Critics may argue that projects like these are temporary, or worse, veiled attempts at corporate greenwashing. Blas responds with grounded clarity: yes, the installation is temporary. Yes, the colors will fade, and the plastic will degrade. But the message—plastic is forever—will remain. Her role as artist is not to legislate, but to ignite. She makes no grand claim to solve the crisis herself, but calls attention to those who can. She envisions this work as a catalyst for dialogue with LGUs, private institutions, and citizens. She has already spoken with local officials, drawing from her experiences in Gwangju, South Korea, where rigorous waste segregation is the norm. Her goal is to bring that discipline, that civic pride, into the local consciousness.
There is a radical sincerity in Blas’s voice. She does not hide behind abstractions. She speaks plainly about the realities of environmental collapse, the fatigue of awareness campaigns that go ignored, and the often limited impact of symbolic gestures. But she believes in the power of beginnings. She believes in the quiet shifts that happen when a child sees the Mangrove Memory Tree and asks why it is made of plastic. That question, she insists, is the seed of change.
Art, for Blas, is not an escape. It is a reckoning. Her installation is not decorative, it is devotional. It is an altar to responsibility, a reminder of what we discard and what we risk losing. Her voice is not simply that of an artist, but of a witness, a gatherer of fragments, a prophet of what could still be salvaged if we act.

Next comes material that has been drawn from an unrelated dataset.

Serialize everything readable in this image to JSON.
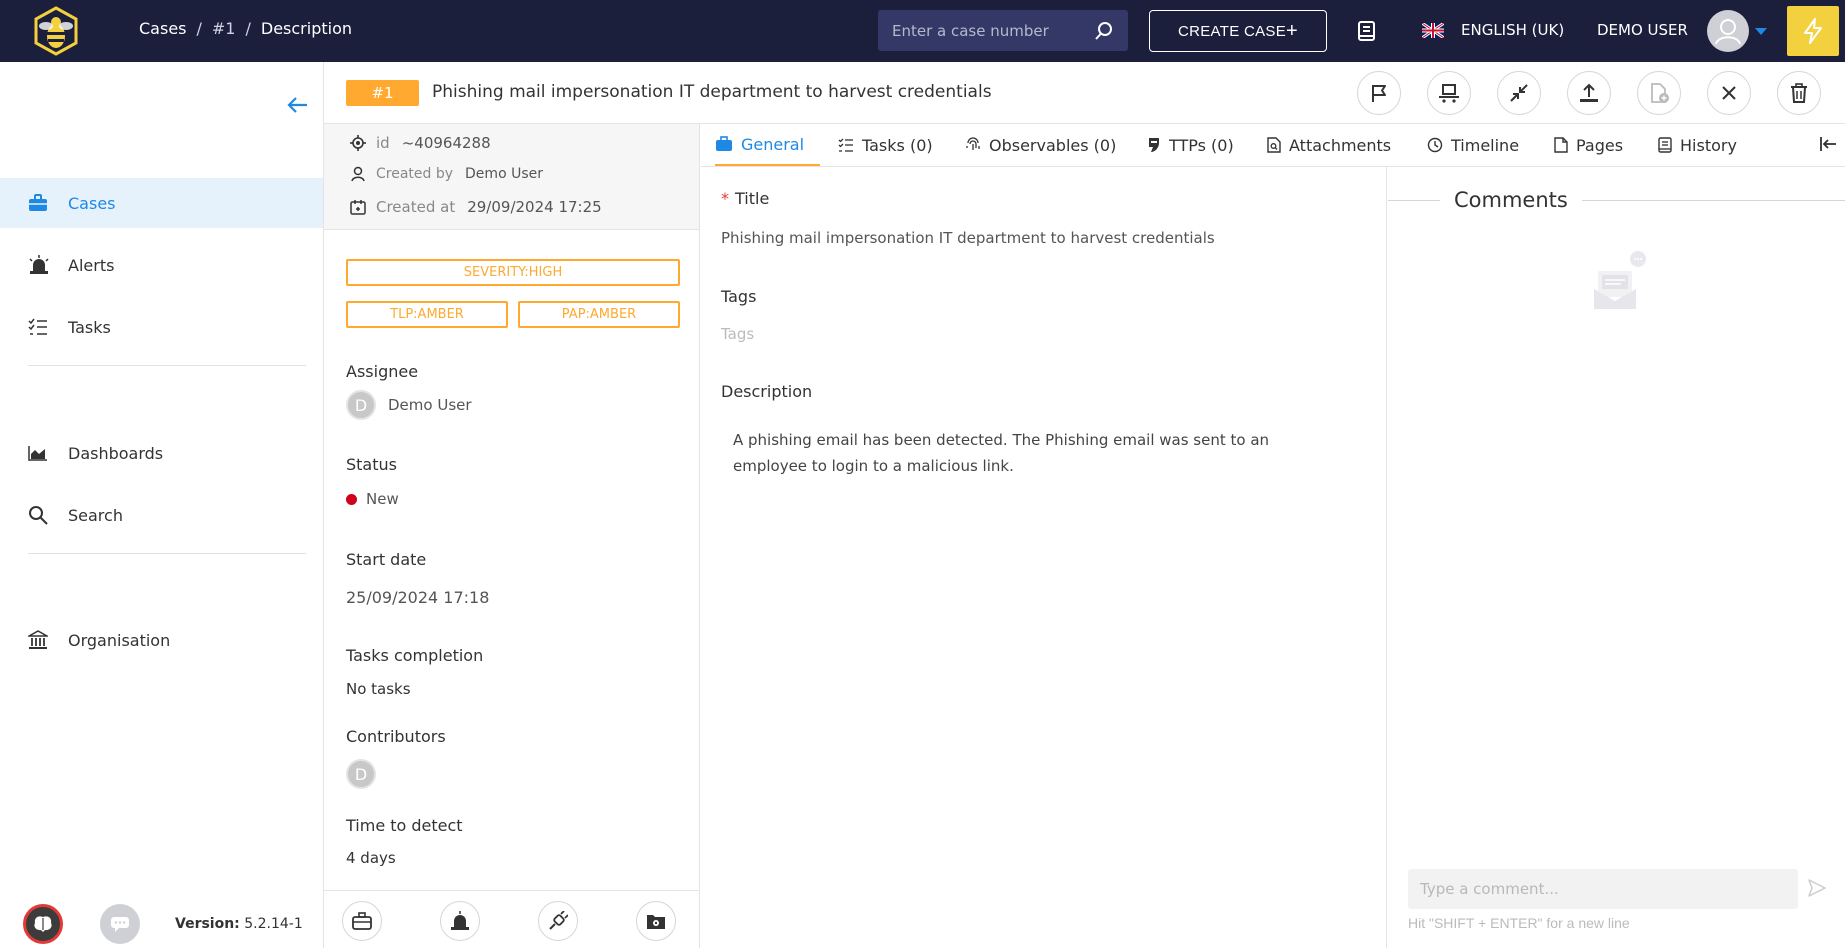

In an era overwhelmed by ecological despair and performative sustainability, what Margaux Blas is doing matters immensely. She is building bridges between beauty and burden, between memory and accountability. She is turning the detritus of modern life into a sanctuary of meaning. The Mangrove Memory Tree may not clean the oceans, but it cleanses the soul by reminding us that action begins with awareness, and awareness begins with seeing.
Saludo to Margaux Blas for reminding us that in the ruins of what we throw away, there is still something worth saving.
***
Noel Galon de Leon is a writer and educator at University of the Philippines Visayas, where he teaches in both the Division of Professional Education and U.P. High School in Iloilo. He serves as an Executive Council Member of the National Commission for Culture and the Arts-National Committee on Literary Arts.